Dia juga meminta agar rumah susun atau rusun disulap menjadi fasilitas isolasi terkendali untuk pasien COVID-19 bergejala ringan.
Lalu, mengubah stadion indoor dan gedung-gedung konvensi besar menjadi rumah sakit darurat penanganan kasus darurat kritis, diusulkan untuk dalam satu manajemen RSDC Wisma Atlet.
"Memastikan kebutuhan tenaga kesehatan terpenuhi termasuk penambahan tenaga kesehatan dari luar DKI Jakarta," ucapnya.
Selanjutnya yakni memastikan ketersediaan oksigen, alat pelindung diri (APD), alat kesehatan, dan obat-obatan.

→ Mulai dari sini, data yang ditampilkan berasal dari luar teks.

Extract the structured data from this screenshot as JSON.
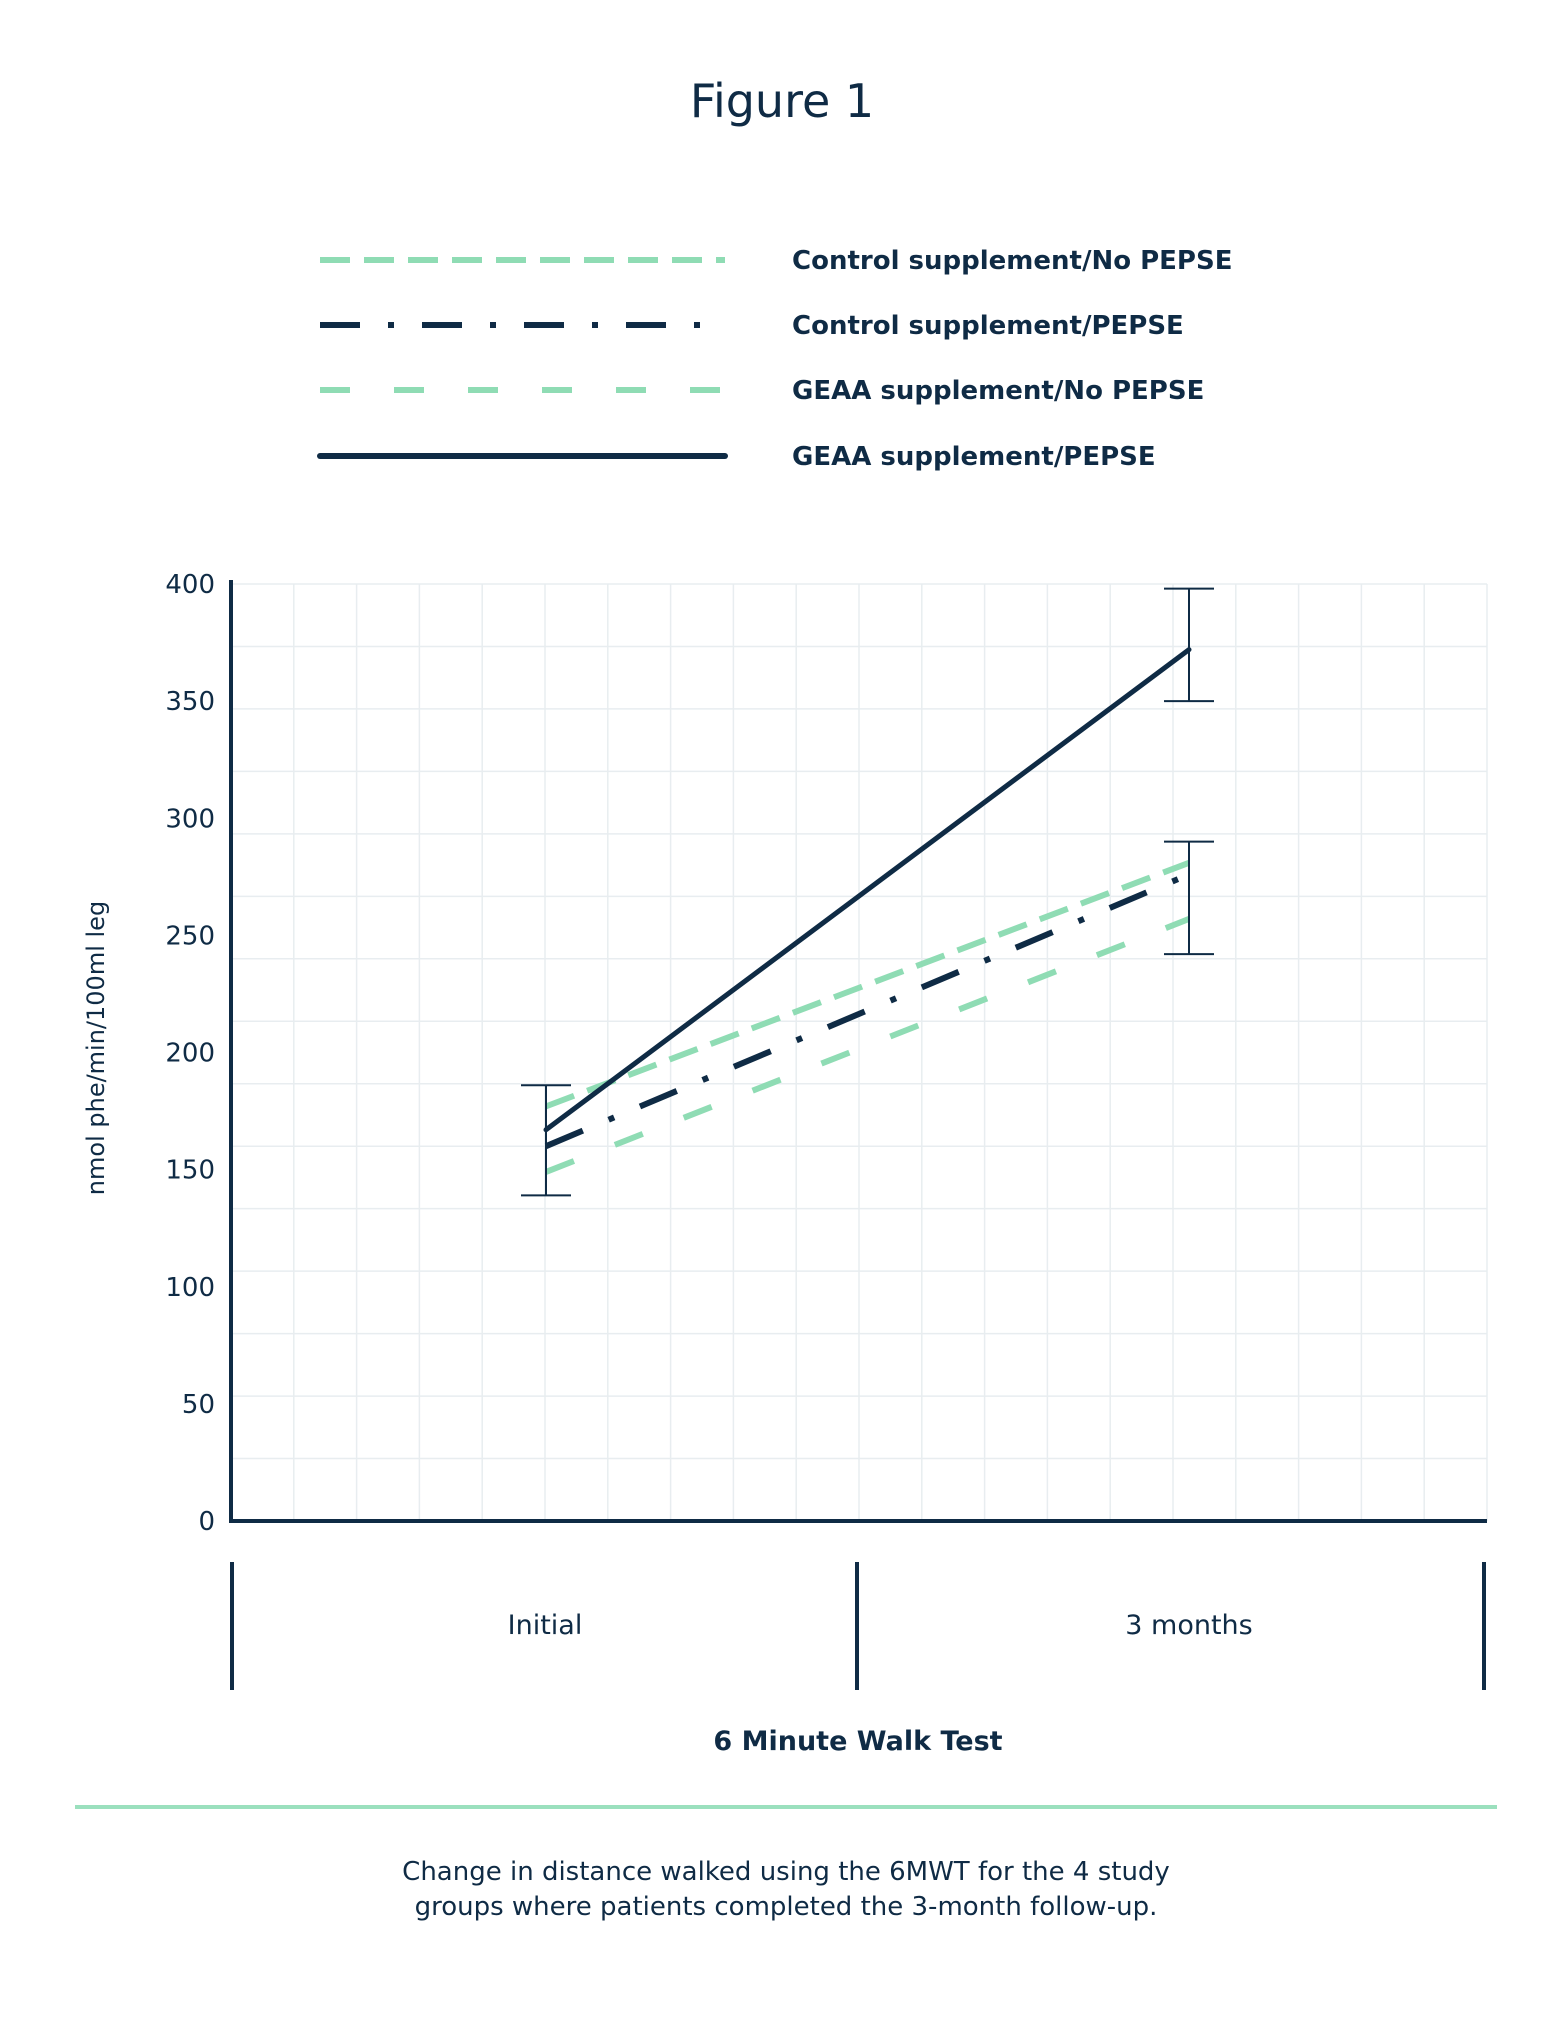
{
  "colors": {
    "navy": "#0f2b45",
    "green": "#8fdcb4",
    "grid": "#e8edf0",
    "divider": "#9be0be"
  },
  "chart_data": {
    "type": "line",
    "title": "Figure 1",
    "xlabel": "6 Minute Walk Test",
    "ylabel": "nmol phe/min/100ml leg",
    "categories": [
      "Initial",
      "3 months"
    ],
    "ylim": [
      0,
      400
    ],
    "yticks": [
      "0",
      "50",
      "100",
      "150",
      "200",
      "250",
      "300",
      "350",
      "400"
    ],
    "grid": true,
    "legend_position": "top",
    "series": [
      {
        "name": "Control supplement/No PEPSE",
        "values": [
          177,
          281
        ],
        "color": "#8fdcb4",
        "style": "long-dash"
      },
      {
        "name": "Control supplement/PEPSE",
        "values": [
          160,
          276
        ],
        "color": "#0f2b45",
        "style": "dash-dot"
      },
      {
        "name": "GEAA supplement/No PEPSE",
        "values": [
          149,
          257
        ],
        "color": "#8fdcb4",
        "style": "dash"
      },
      {
        "name": "GEAA supplement/PEPSE",
        "values": [
          167,
          372
        ],
        "color": "#0f2b45",
        "style": "solid"
      }
    ],
    "error_bars": [
      {
        "category": "Initial",
        "low": 139,
        "high": 186
      },
      {
        "category": "3 months",
        "low": 350,
        "high": 398
      },
      {
        "category": "3 months",
        "low": 242,
        "high": 290
      }
    ]
  },
  "caption": {
    "line1": "Change in distance walked using the 6MWT for the 4 study",
    "line2": "groups where patients completed the 3-month follow-up."
  }
}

Sementara itu, Polri memastikan telah menyiapkan langkah antisipasi untuk menangani terjadinya kelangkaan obat, vitamin, hingga oksigen tabung selama pandemi COVID-19. Hal itu merupakan imbas melonjaknya kasus positif Corona di Indonesia dalam beberapa waktu terakhir.
"Polri akan melakukan aktivitas dekteksi intensif terhadap berbagai informasi isu-isu yang berkembang di masyarakat, dan mempersiapkan langkah antisipasinya tentang kelangkaan obat, kelangkaan oksigen. Ini tentunya akan menjadi perhatian," tutur Karo Penmas Divisi Humas Polri Brigjen Rusdi Hartono saat dikonfirmasi.
Menteri Koordinator Bidang Kemaritiman dan Investasi, Luhut Panjaitan pun menegaskan, pengadaan dan penambahan kapasitas atau jumlah oksigen untuk pasien COVID-19 agar dipercepat. Sehingga cadangan oksigen yang tersedia nantinya bisa digunakan para pasien yang sedang dirawat.
"Kita bermain dengan waktu, kita harus bekerja cepat," kata Luhut dalam rapat koordinasi penyediaan suplai oksigen untuk COVID-19 tingkat menteri dan lembaga terkait, Jakarta, Kamis (8/7).
Dia menuturkan pengadaan dan penambahan jumlah oksigen untuk pasien COVID-19 yang melibatkan banyak pihak dan lini harus tetap taat hukum.
Jangan sampai pengadaannya bermasalah di masa depan, walaupun ada diskresi yang diberikan pada masa darurat ini. Dalam rakor tersebut, Luhut meminta para pemangku kepentingan untuk tanggap dan bekerja lebih cepat demi keselamatan masyarakat.
Saat ini pihaknya juga sudah membuat skenario dalam penangan COVID-19 selama PPKM Darurat Jawa-Bali. Seiring perjalan waktu, akan dilakukan evaluasi atas implementasi aturan yang sedang berjalan agar diperoleh gambaran efektif atau tidaknya keputusan yang ambil.
"Karena kita enggak tahu kapan selesainya COVID-19 ini," tambahnya.